Fig. 3: Live-cell single-molecule tracking of HALO-tagged MITF.

a HALO-tagged MITF expression vectors. NLS; nuclear localization sequence. b Western blot of HALO-tagged MITF WT and mutants in 501mel cells with or without treatment with Doxycycline used to ensure similar expression levels performed in parallel with the SMT analysis shown in this figure. Vinculin was a loading control. Induction of HALO-MITF by Dox in 501mel cells has been performed independently at least 3 times with similar results. For Source Data see Supplementary Fig. S6. c Single molecule tracking movies collected at 100 fps tracks were extracted using the FiJi/ImageJ plugin TrackMate and analysed in terms of the distribution of single-molecule displacements between consecutive frames that was then fit with a three component model (one immobile component and two diffusing components), to generate quantitative estimates for HaloTag, WT MITF and mutants. d Quantitative estimates derived from SMT using WT and K206 HALO-tagged MITF for the fraction of molecules in the bound and slow states and the respective diffusion coefficients. Each point represents a single cell, the blue line the median, the box limits represent upper and lower quartiles, and whiskers extend between Q1 − 1.5 IQR and Q3 + 1.5 IQR, where IQR is the interquartile range.
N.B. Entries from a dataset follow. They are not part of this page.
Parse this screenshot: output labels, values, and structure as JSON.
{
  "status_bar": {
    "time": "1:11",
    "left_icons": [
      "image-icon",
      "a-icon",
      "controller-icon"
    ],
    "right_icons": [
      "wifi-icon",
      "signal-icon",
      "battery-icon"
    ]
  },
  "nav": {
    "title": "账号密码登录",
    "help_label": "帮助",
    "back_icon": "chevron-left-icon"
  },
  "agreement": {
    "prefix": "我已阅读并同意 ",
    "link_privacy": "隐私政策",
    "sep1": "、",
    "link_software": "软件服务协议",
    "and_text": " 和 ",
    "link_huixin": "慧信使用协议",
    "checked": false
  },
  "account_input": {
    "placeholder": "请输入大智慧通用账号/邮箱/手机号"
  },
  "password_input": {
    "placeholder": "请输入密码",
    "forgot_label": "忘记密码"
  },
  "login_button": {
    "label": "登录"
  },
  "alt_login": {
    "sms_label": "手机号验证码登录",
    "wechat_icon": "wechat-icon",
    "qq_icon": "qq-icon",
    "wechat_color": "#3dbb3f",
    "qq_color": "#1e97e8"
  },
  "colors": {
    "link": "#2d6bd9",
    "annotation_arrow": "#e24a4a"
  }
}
For HaloTag, WT MITF, K206R and K206Q mutants respectively N_replicates = 2; N_cells = 19, 30; 30; 30; N_jumps: 130387; 245200; 210929; 172286. Statistical test: non-parametric Kruskal-Wallis (two-sided). e Slower movies (frame rate 2 fps, laser exposure 200 ms) were acquired to calculate the distribution of residence times for immobile MITF molecules, following photobleaching correction using data collected on H2B-HaloTag (see Methods). f The fraction of bound molecules displaying a residence time longer than 100 s (left) and the (restricted) mean survival time (right). N_replicates = 2; N_cells = 30, 30, 30, 30, 35, and 36, and N_molecules = 3836; 3429; 3219; 1185; 3809; 1225 for WT MITF, K206R, K206Q, Δbasic, USF1 and p53 respectively; error bars (SEM) were calculated by the jacknife approach (see Methods); each SMT experiment was performed at least twice after adjustment of doxycycline concentration to ensure similar MITF expression levels.